Cette page s'adresse aux spécialistes de la sécurité et aux opérateurs qui souhaitent fournir aux utilisateurs un accès limité aux ressources du cluster pour des espaces de noms spécifiques. Pour en savoir plus sur les rôles courants et les exemples de tâches que nous citons dans le contenu Google Cloud , consultez la section Rôles utilisateur et tâches courantes de l'utilisateur dans GKE Enterprise.
Avant de lire cette page, assurez-vous de maîtriser les concepts d'espace de noms suivants:
- Organiser Kubernetes avec des espaces de noms
- Bonnes pratiques pour l'architecture mutualisée d'entreprise
Activer l'accès aux ressources du cluster limité à des espaces de noms
Les autorisations de locataire vous permettent de restreindre les interactions des utilisateurs avec le cluster sur la console Google Cloud. Vous accordez aux utilisateurs l'autorisation IAM roles/container.clusterViewer, ainsi que les autorisations RBAC (contrôle des accès basé sur les rôles) pour afficher les ressources situées dans des espaces de noms spécifiques.
Pour en savoir plus sur l'utilisation des espaces de noms, consultez Organiser Kubernetes avec des espaces de noms et Bonnes pratiques d'architecture mutualisée d'entreprise.
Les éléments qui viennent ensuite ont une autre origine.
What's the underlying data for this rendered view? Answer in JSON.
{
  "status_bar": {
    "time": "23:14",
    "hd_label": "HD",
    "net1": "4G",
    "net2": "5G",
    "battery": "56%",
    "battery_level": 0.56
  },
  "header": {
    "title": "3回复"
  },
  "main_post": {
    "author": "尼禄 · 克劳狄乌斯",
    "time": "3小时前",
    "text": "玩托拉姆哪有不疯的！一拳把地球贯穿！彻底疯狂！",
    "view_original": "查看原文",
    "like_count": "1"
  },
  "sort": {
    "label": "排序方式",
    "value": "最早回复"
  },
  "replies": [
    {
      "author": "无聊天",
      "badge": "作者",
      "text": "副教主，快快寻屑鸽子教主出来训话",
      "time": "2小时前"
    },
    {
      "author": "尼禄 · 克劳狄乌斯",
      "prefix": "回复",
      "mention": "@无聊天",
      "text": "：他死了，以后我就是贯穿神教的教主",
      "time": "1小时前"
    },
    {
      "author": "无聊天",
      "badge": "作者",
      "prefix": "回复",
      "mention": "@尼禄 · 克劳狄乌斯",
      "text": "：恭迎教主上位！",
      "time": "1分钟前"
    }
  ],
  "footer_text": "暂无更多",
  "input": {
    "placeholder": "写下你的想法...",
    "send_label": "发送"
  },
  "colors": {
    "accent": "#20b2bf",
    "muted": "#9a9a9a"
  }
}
Afficher les ressources limitées à des espaces de noms dans la console Google Cloud
Si vous disposez d'autorisations IAM ou RBAC limitées et que vous souhaitez afficher les ressources limitées à des espaces de noms dans la console Google Cloud, procédez comme suit :
Accédez à la page Charges de travail dans la console Google Cloud.
Cliquez sur la liste déroulante Espace de noms.
Cliquez sur Ajouter un filtre.
Saisissez l'espace de noms auquel vous souhaitez accéder, puis cliquez sur Enregistrer.
Cliquez sur OK.
La liste sera filtrée pour afficher l'espace de noms sélectionné.
Partager les vues enregistrées
Vous pouvez également enregistrer la liste filtrée en tant que vue enregistrée nommée. La vue enregistrée persiste entre les sessions et peut être partagée avec d'autres utilisateurs.
Pour partager une vue enregistrée, procédez comme suit :
- Sélectionnez la vue enregistrée dans la liste déroulante Vue enregistrée.
- À côté de la liste déroulante Vue enregistrée, cliquez sur , puis sur Partager.
- Cliquez sur pour copier l'URL dans la boîte de dialogue Partager la vue. Vous pouvez partager cette URL avec d'autres utilisateurs ayant besoin d'accéder au même cluster et aux mêmes espaces de noms.